One real easy place to find some kinds of diversity is an urban area. If folks weren't going to make it out to a gathering somewhere, it might make sense for a gathering to come to where the people were. The first loose collection of SFS attendees to realize this basic truth and speak it out were from Washington, DC, and so that's where the first gathering was held in the winter, in a city. Many SFS folks knew each other from what Luci Murphy referred to as the "demonstration" circuit. People had seen each other at various political and cultural events in DC, and it seemed a natural extension to work together to build a gathering. That first gathering tapped into existing cultural movements in the area. It featured Nueva Cancion from the likes of Inti-Illimani, Quilipayun, and songs from Bolivia, Chile, Puerto Rico, and Haiti. Isabel Letelier, wife of a slain Chilean diplomat led a political workshop. Another workshop that I would love a copy of the tape of. Cultural Workers Against Reaganism ... The weekend was a blistering success, thus was born the People's Music Network.

The two groups coexisted for a few years, SFS being largely composed of musicians looking for a supportive environment and PMN being composed of those who were actively pursuing a diverse, supportive environment. The two groups shared membership and ideologies. Neither group had set out to create a separate group, neither had intended any dichotomy, and eventually it became apparent that since the values were in line, it made more sense to consolidate mailing lists, people power, and money. By most reckonings, the merger sort of finalized in 1983.

Mary Trevor spoke to some of the organizational issues that needed to be worked out in the course of moving PMN and SFS together. The need for an organizational structure, demonstrated by a large sum of money in someone's personal bank account and clerical needs that just could not be met by a couple of musicians who spent more than half the time gigging and hard to get a hold of. Against the need for structure played desires for varying leadership styles. Many had come from standard, hierarchical organizations which left a lot to be desired on an individual level.

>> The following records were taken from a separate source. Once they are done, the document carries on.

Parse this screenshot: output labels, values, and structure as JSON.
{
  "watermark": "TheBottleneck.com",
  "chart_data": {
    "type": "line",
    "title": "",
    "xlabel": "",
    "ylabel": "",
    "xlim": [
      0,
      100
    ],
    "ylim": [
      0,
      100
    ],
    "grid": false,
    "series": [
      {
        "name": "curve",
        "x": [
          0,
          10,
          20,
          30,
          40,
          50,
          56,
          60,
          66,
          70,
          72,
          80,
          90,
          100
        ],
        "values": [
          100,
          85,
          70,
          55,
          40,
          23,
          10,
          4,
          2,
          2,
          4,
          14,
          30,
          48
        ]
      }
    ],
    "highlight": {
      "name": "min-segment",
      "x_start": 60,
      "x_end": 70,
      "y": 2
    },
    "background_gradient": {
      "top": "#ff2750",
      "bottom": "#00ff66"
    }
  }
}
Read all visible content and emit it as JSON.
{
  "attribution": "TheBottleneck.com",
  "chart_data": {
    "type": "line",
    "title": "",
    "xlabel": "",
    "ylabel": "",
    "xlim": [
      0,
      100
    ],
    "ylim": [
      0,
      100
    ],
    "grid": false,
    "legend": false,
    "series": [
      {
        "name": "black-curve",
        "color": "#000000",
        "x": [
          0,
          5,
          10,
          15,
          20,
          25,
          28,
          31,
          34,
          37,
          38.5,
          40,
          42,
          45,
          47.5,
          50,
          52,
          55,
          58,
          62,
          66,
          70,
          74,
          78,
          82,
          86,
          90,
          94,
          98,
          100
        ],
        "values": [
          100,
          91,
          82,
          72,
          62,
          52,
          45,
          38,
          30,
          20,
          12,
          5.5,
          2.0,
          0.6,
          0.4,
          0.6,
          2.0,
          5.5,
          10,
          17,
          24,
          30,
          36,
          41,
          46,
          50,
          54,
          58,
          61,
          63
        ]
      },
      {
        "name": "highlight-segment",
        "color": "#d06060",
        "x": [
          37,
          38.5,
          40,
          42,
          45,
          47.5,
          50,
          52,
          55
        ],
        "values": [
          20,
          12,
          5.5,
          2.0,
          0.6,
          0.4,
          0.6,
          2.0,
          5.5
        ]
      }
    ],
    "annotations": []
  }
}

Much emphasis was placed on consensus, on as many voices being heard as possible, and as high a comfort level for as many people as possible per decision to be made.

Charlie King also described the need to make a space that would be comfortable for a diversity of needs and opinions. There was a major question that PMN not become the sort of structured organization that people were afraid of Mary referred to a "structure-phobia" which would eventually, if left to run its course, impede PMN progress towards becoming a stronger organization. After a couple years of discussion, by-laws were signed at the 1984 gathering in Boston.

The Network means different things to different people. For some, the gatherings provide support. For some, the network is a place to come to work, and to find people to work with, on issues pertaining to cultural survival. It remains a welcoming place for new musicians and songwriters as well as seasoned veterans looking for rejuvenation. PNMers provide positive role models of people working on their racism, homophobia, sexism, ableism, and politics. Even with a Democrat in the White House, during whose tenure we might be seeing the dominant culture edge a bit closer to the ideals of diversity laid out in our by-laws and stated goals, PMN remains a refuge of sorts.

How we achieve those goals - welcoming people of difference, strengthening our role as bicultural component" to political and freedom movements, growing as an organization - these are the questions facing us now. There is a challenge to maturing as an organization yet still maintaining the principles which have gotten us this far - accessibility to all culturally and economically, emphasis on process and discussion, commitment to making the world a better place.